Nous mettons dans la confidence le petit Abdoullah, que cette nouvelle n’égaye point, mais il n’ose faire la moindre objection. Quant au brave Toundja, aussi surnommé Akoun, Akhan, le Chinois de Dedeken, il fait remarquer malicieusement qu’il connaît les points cardinaux et que ce n’est pas du tout vers Ouroumtchi, ni même vers Sinin-fou que nous allons marcher, comme on le lui avait promis d’abord, mais qu’il suivra son maître. Je recommande à nos trois fidèles serviteurs de ne pas ébruiter la conversation et de tâcher de persuader aux quatre Dounganes et aux gens de Tcharkalik que nous voulons chasser dans la direction du sud, avec la ferme intention, une fois la chasse terminée, de nous rabattre sur l’est, c’est-à-dire sur Bogalik, le pays de l’or.
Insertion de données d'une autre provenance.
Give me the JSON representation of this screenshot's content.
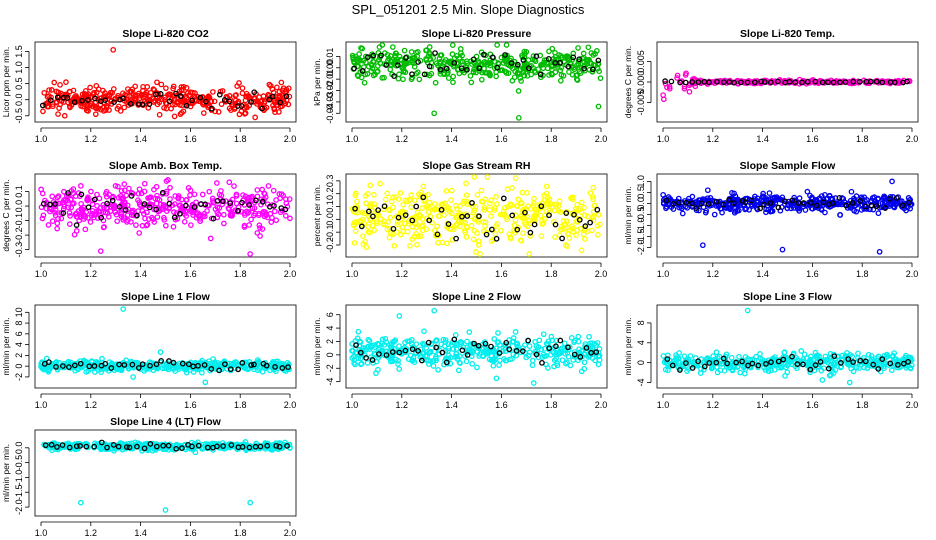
{
  "figure_title": "SPL_051201  2.5 Min. Slope Diagnostics",
  "chart_data": [
    {
      "id": "co2",
      "type": "scatter",
      "title": "Slope Li-820 CO2",
      "xlabel": "",
      "ylabel": "Licor ppm per min.",
      "xlim": [
        1.0,
        2.0
      ],
      "ylim": [
        -0.6,
        1.7
      ],
      "xticks": [
        1.0,
        1.2,
        1.4,
        1.6,
        1.8,
        2.0
      ],
      "yticks": [
        -0.5,
        0.0,
        0.5,
        1.0,
        1.5
      ],
      "ytick_labels": [
        "-0.5",
        "0.0",
        "0.5",
        "1.0",
        "1.5"
      ],
      "color": "#ff0000",
      "center": 0.0,
      "spread": 0.2,
      "n": 420,
      "outliers": [
        [
          1.29,
          1.55
        ],
        [
          1.22,
          -0.45
        ],
        [
          1.56,
          -0.45
        ],
        [
          1.86,
          -0.55
        ]
      ]
    },
    {
      "id": "pressure",
      "type": "scatter",
      "title": "Slope Li-820 Pressure",
      "xlabel": "",
      "ylabel": "kPa per min.",
      "xlim": [
        1.0,
        2.0
      ],
      "ylim": [
        -0.045,
        0.02
      ],
      "xticks": [
        1.0,
        1.2,
        1.4,
        1.6,
        1.8,
        2.0
      ],
      "yticks": [
        -0.04,
        -0.03,
        -0.02,
        -0.01,
        0.0,
        0.01
      ],
      "ytick_labels": [
        "-0.04",
        "-0.03",
        "-0.02",
        "-0.01",
        "0.00",
        "0.01"
      ],
      "color": "#00bb00",
      "center": 0.003,
      "spread": 0.007,
      "n": 420,
      "outliers": [
        [
          1.33,
          -0.04
        ],
        [
          1.67,
          -0.044
        ],
        [
          1.99,
          -0.034
        ]
      ]
    },
    {
      "id": "temp",
      "type": "scatter",
      "title": "Slope Li-820 Temp.",
      "xlabel": "",
      "ylabel": "degrees C per min.",
      "xlim": [
        1.0,
        2.0
      ],
      "ylim": [
        -0.009,
        0.009
      ],
      "xticks": [
        1.0,
        1.2,
        1.4,
        1.6,
        1.8,
        2.0
      ],
      "yticks": [
        -0.005,
        0.0,
        0.005
      ],
      "ytick_labels": [
        "-0.005",
        "0.000",
        "0.005"
      ],
      "color": "#ff00cc",
      "center": 0.0,
      "spread": 0.0002,
      "n": 300,
      "decay": true,
      "outliers": []
    },
    {
      "id": "ambbox",
      "type": "scatter",
      "title": "Slope Amb. Box Temp.",
      "xlabel": "",
      "ylabel": "degrees C per min.",
      "xlim": [
        1.0,
        2.0
      ],
      "ylim": [
        -0.33,
        0.2
      ],
      "xticks": [
        1.0,
        1.2,
        1.4,
        1.6,
        1.8,
        2.0
      ],
      "yticks": [
        -0.3,
        -0.2,
        -0.1,
        0.0,
        0.1
      ],
      "ytick_labels": [
        "-0.3",
        "-0.2",
        "-0.1",
        "0.0",
        "0.1"
      ],
      "color": "#ff00ff",
      "center": 0.0,
      "spread": 0.07,
      "n": 420,
      "outliers": [
        [
          1.24,
          -0.31
        ],
        [
          1.84,
          -0.33
        ],
        [
          1.51,
          0.18
        ]
      ]
    },
    {
      "id": "gasrh",
      "type": "scatter",
      "title": "Slope Gas Stream RH",
      "xlabel": "",
      "ylabel": "percent per min.",
      "xlim": [
        1.0,
        2.0
      ],
      "ylim": [
        -0.27,
        0.33
      ],
      "xticks": [
        1.0,
        1.2,
        1.4,
        1.6,
        1.8,
        2.0
      ],
      "yticks": [
        -0.2,
        -0.1,
        0.0,
        0.1,
        0.2,
        0.3
      ],
      "ytick_labels": [
        "-0.2",
        "-0.1",
        "0.0",
        "0.1",
        "0.2",
        "0.3"
      ],
      "color": "#ffff00",
      "center": 0.02,
      "spread": 0.12,
      "n": 420,
      "outliers": []
    },
    {
      "id": "sampleflow",
      "type": "scatter",
      "title": "Slope Sample Flow",
      "xlabel": "",
      "ylabel": "ml/min per min.",
      "xlim": [
        1.0,
        2.0
      ],
      "ylim": [
        -2.3,
        1.2
      ],
      "xticks": [
        1.0,
        1.2,
        1.4,
        1.6,
        1.8,
        2.0
      ],
      "yticks": [
        -2.0,
        -1.5,
        -1.0,
        -0.5,
        0.0,
        0.5,
        1.0
      ],
      "ytick_labels": [
        "-2.0",
        "-1.5",
        "-1.0",
        "-0.5",
        "0.0",
        "0.5",
        "1.0"
      ],
      "color": "#0000ee",
      "center": 0.0,
      "spread": 0.18,
      "n": 420,
      "outliers": [
        [
          1.16,
          -1.9
        ],
        [
          1.48,
          -2.1
        ],
        [
          1.87,
          -2.2
        ],
        [
          1.92,
          1.0
        ],
        [
          1.18,
          0.6
        ]
      ]
    },
    {
      "id": "line1",
      "type": "scatter",
      "title": "Slope Line 1 Flow",
      "xlabel": "",
      "ylabel": "ml/min per min.",
      "xlim": [
        1.0,
        2.0
      ],
      "ylim": [
        -3.5,
        10.8
      ],
      "xticks": [
        1.0,
        1.2,
        1.4,
        1.6,
        1.8,
        2.0
      ],
      "yticks": [
        -2,
        0,
        2,
        4,
        6,
        8,
        10
      ],
      "ytick_labels": [
        "-2",
        "0",
        "2",
        "4",
        "6",
        "8",
        "10"
      ],
      "color": "#00eeee",
      "center": 0.0,
      "spread": 0.5,
      "n": 420,
      "outliers": [
        [
          1.33,
          10.6
        ],
        [
          1.66,
          -3.0
        ],
        [
          1.37,
          -2.0
        ],
        [
          1.48,
          2.6
        ]
      ]
    },
    {
      "id": "line2",
      "type": "scatter",
      "title": "Slope Line 2 Flow",
      "xlabel": "",
      "ylabel": "ml/min per min.",
      "xlim": [
        1.0,
        2.0
      ],
      "ylim": [
        -4.5,
        7.0
      ],
      "xticks": [
        1.0,
        1.2,
        1.4,
        1.6,
        1.8,
        2.0
      ],
      "yticks": [
        -4,
        -2,
        0,
        2,
        4,
        6
      ],
      "ytick_labels": [
        "-4",
        "-2",
        "0",
        "2",
        "4",
        "6"
      ],
      "color": "#00eeee",
      "center": 0.5,
      "spread": 1.1,
      "n": 420,
      "outliers": [
        [
          1.19,
          5.8
        ],
        [
          1.33,
          6.6
        ],
        [
          1.73,
          -4.2
        ],
        [
          1.58,
          -3.5
        ]
      ]
    },
    {
      "id": "line3",
      "type": "scatter",
      "title": "Slope Line 3 Flow",
      "xlabel": "",
      "ylabel": "ml/min per min.",
      "xlim": [
        1.0,
        2.0
      ],
      "ylim": [
        -4.5,
        11.0
      ],
      "xticks": [
        1.0,
        1.2,
        1.4,
        1.6,
        1.8,
        2.0
      ],
      "yticks": [
        -4,
        0,
        4,
        8
      ],
      "ytick_labels": [
        "-4",
        "0",
        "4",
        "8"
      ],
      "color": "#00eeee",
      "center": 0.0,
      "spread": 0.9,
      "n": 420,
      "outliers": [
        [
          1.34,
          10.5
        ],
        [
          1.75,
          -4.0
        ],
        [
          1.64,
          -3.5
        ]
      ]
    },
    {
      "id": "line4",
      "type": "scatter",
      "title": "Slope Line 4 (LT) Flow",
      "xlabel": "",
      "ylabel": "ml/min per min.",
      "xlim": [
        1.0,
        2.0
      ],
      "ylim": [
        -2.2,
        0.5
      ],
      "xticks": [
        1.0,
        1.2,
        1.4,
        1.6,
        1.8,
        2.0
      ],
      "yticks": [
        -2.0,
        -1.5,
        -1.0,
        -0.5,
        0.0
      ],
      "ytick_labels": [
        "-2.0",
        "-1.5",
        "-1.0",
        "-0.5",
        "0.0"
      ],
      "color": "#00eeee",
      "center": 0.05,
      "spread": 0.06,
      "n": 420,
      "outliers": [
        [
          1.16,
          -1.85
        ],
        [
          1.5,
          -2.1
        ],
        [
          1.84,
          -1.85
        ]
      ]
    }
  ]
}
Avant le coucher, la bande d’Abdoullah Ousta vient nous signifier qu’elle ne peut aller plus loin, que deux fois déjà ils ont voulu retourner sur leurs pas et que nous les avons retenus. Maintenant ils veulent nous quitter, car ils ne connaissent pas la route d’Ambane Achkane Davane. Il leur est répondu que Parpa, l’homme de Carey et de Dalgleish, et Timour, le chercheur d’or, nous serviront de guides pour y aller, et qu’eux-mêmes sont assez fins limiers pour revenir sur leur propre passée. Puis on leur promet une belle récompense s’ils consentent à transporter nos bagages jusqu’au delà de la passe. On les assure de tout ce qui est l’opposé d’une récompense dans le cas où ils refuseront, et ils consentent à nous accompagner jusque-là. Mais je dois prendre l’engagement solennel de ne pas les entraîner plus loin.
Ils retournent auprès de leurs feux, et, à la façon dont ils bavardent, on peut juger qu’ils sont contents et que nous leur avons inspiré confiance.